Trautman on The FTX Crypto Debacle

Lawrence J. Trautman (Prairie View A&M University – College of Business; Texas A&M University School of Law (By Courtesy)) has posted “The FTX Crypto Debacle: Largest Fraud Since Madoff?” on SSRN. Here is the abstract:

In her letter to Treasury Secretary Janet Yellen dated September 15, 2022, U.S. Senator Elizabeth Warren requests “the Treasury Department’s (Treasury’s) comprehensive review of the risks and opportunities presented by the proliferation of the digital asset market, which ‘will highlight the economic danger of cryptocurrencies in several key areas, including the fraud risks they pose for investors.” Senator Warren warns, “It is crucial that Treasury “create the analytical basis for very strong oversight of this sector of finance because cryptocurrency poses grave risks to investors and to the economy as a whole.”

Just weeks later, during November 2022 reports emerge that “In less than a week, the cryptocurrency billionaire Sam Bankman-Fried went from industry leader to industry villain, lost most of his fortune, saw his $32 billion company plunge into bankruptcy and became the target of investigations by the Securities and Exchange Commission and the Justice Department.” The demise of FTX and its’ many related crypto entities created contagion and collateral damage for other participants and investors in the cryptocurrency community. The U.S. bankruptcy proceedings of many FTX related entities, scattered across many jurisdictions worldwide, will likely take years to sort out.

Shortly after the Chapter 11 filing, post-bankruptcy FTX new CEO John J. Ray III characterizes the collapse of FTX as the result of “the absolute of concentration of control in the hands of a very small group of grossly inexperienced and unsophisticated individuals who failed to implement virtually any of the systems or controls that are necessary for a company that is entrusted with other people’s money.”

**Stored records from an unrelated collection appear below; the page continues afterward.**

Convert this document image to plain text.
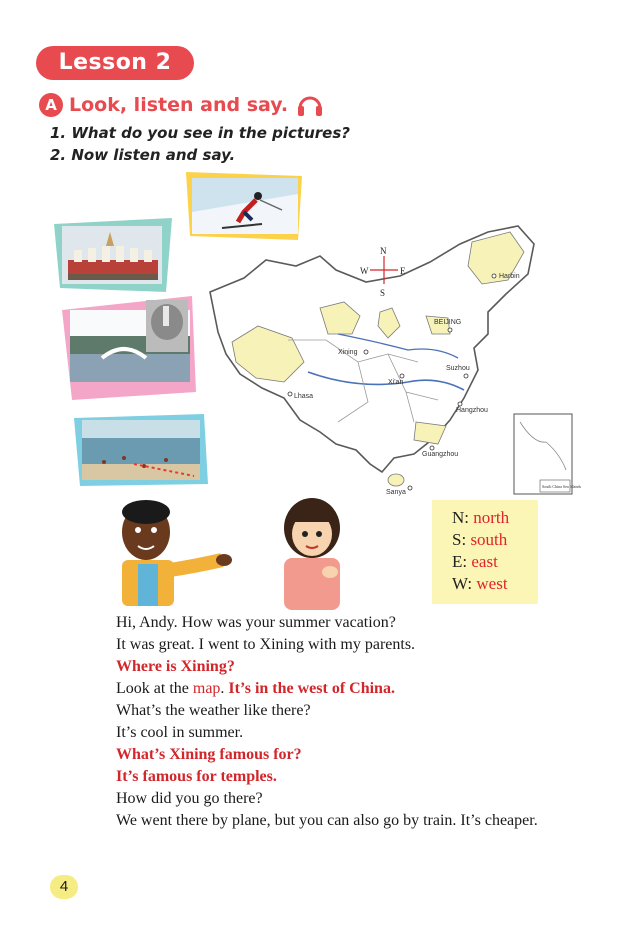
Lesson 2
A Look, listen and say.
1. What do you see in the pictures?
2. Now listen and say.
N
S
E
W
Harbin
BEIJING
Xining
Xi'an
Lhasa
Suzhou
Hangzhou
Guangzhou
Sanya
South China Sea Islands
N: north
S: south
E: east
W: west
Hi, Andy. How was your summer vacation?
It was great. I went to Xining with my parents.
Where is Xining?
Look at the map. It’s in the west of China.
What’s the weather like there?
It’s cool in summer.
What’s Xining famous for?
It’s famous for temples.
How did you go there?
We went there by plane, but you can also go by train. It’s cheaper.
4
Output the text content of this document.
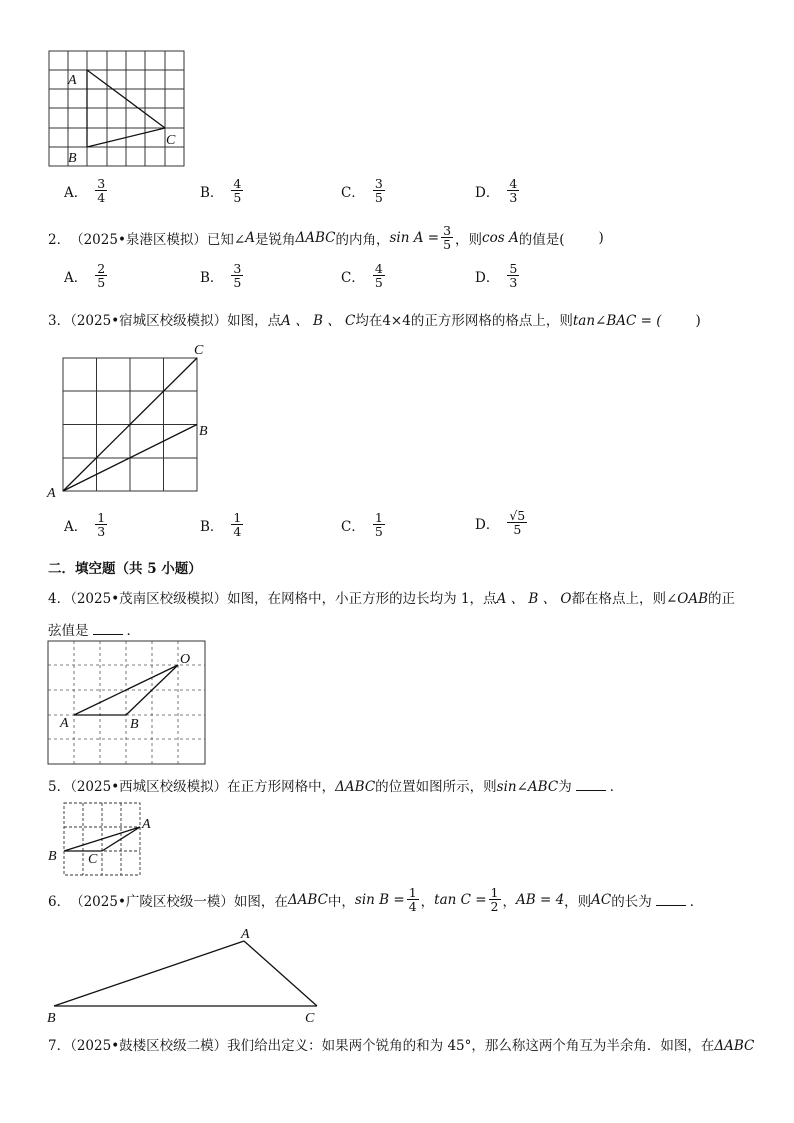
A
B
C
A． $\frac{3}{4}$	B． $\frac{4}{5}$	C． $\frac{3}{5}$	D． $\frac{4}{3}$
2． （2025•泉港区模拟） 已知∠ A 是锐角 ΔABC 的内角， $\sin A = \frac{3}{5}$ ，则 cos A 的值是(	)
A． $\frac{2}{5}$	B． $\frac{3}{5}$	C． $\frac{4}{5}$	D． $\frac{5}{3}$
3．（2025•宿城区校级模拟）如图，点A 、 B 、 C均在4×4的正方形网格的格点上，则tan∠BAC = (	)
A
B
C
A． $\frac{1}{3}$	B． $\frac{1}{4}$	C． $\frac{1}{5}$	D． $\frac{√5}{5}$
二．填空题（共 5 小题）
4．（2025•茂南区校级模拟）如图，在网格中，小正方形的边长均为 1，点A 、 B 、 O都在格点上，则∠OAB的正
弦值是	．
A	B
O
5．（2025•西城区校级模拟）在正方形网格中，ΔABC的位置如图所示，则sin∠ABC为	．
A
B C
6． （2025•广陵区校级一模） 如图，在 ΔABC 中， $\sin B = \frac{1}{4}$ ， $\tan C = \frac{1}{2}$ ， AB = 4 ，则 AC 的长为	．
A
B	C
7．（2025•鼓楼区校级二模）我们给出定义：如果两个锐角的和为 45°，那么称这两个角互为半余角．如图，在ΔABC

In just a few years Bitcoin and other cryptocurrencies have had a major societal impact, proving to be unique payment systems challenge for law enforcement, policy makers, and financial regulatory authorities worldwide. Rapid introduction and diffusion of technological changes, such as Bitcoin’s crypto foundation the blockchain, thus far continue to exceed the ability of law and regulation to keep pace. The story of FTX and potential consequences for investors and the global financial system is the subject of this paper.

This paper proceeds in thirteen parts. First, is a discussion of the history and growth of crypto currencies. Second, crypto and national security risks is examined. Third, the failure of FTX is introduced. Fourth, bankruptcy. Fifth, the collateral damage thus far to the crypto ecosystem is described. Sixth, the FTX demise is examined in terms of threshold questions that may help to understand what has transpired and how productive policy may be crafted for the future. Seventh, the role of the SEC is explored. Eighth, the CFTC is discussed. Ninth, crypto and the federal Reserve is addressed. Tenth, features the role of Congressional inquiries. Eleventh, explores regulatory implications. Twelfth, focuses on the failure of corporate governance. Thirteenth discusses prosecution and litigation. And last, I conclude.

Aoyagi & Ito on Competing DAOs

Jun Aoyagi (HKUST) and Yuki Ito (U Cal, Berkeley) have posted “Competing DAOs” on SSRN. Here is the abstract:

A decentralized autonomous organization (DAO) is an entity with no central control and ownership. A group of users discuss, propose, and implement a new platform design with smart contracts on blockchain by taking control away from a centralized platformer. We develop a model of platform competition with the DAO governance structure and analyze how strategic complementarity affects the development of DAOs. Compared to traditional competition between centralized platformers, a DAO introduces an additional layer of competition played by users. Since users are multi-homing, they propose a new platform design by internalizing interactions between platforms and create additional values, which is reflected by the price of a governance token. A platformer can extract this value by issuing a token but must relinquish control of her platform, losing potential fee revenue. Analyzing this tradeoff, we show that centralized platformers tend to be DAOs when strategic complementarity is strong, while an intermediate degree of strategic complementarity leads to the coexistence of a DAO and a traditional centralized platform.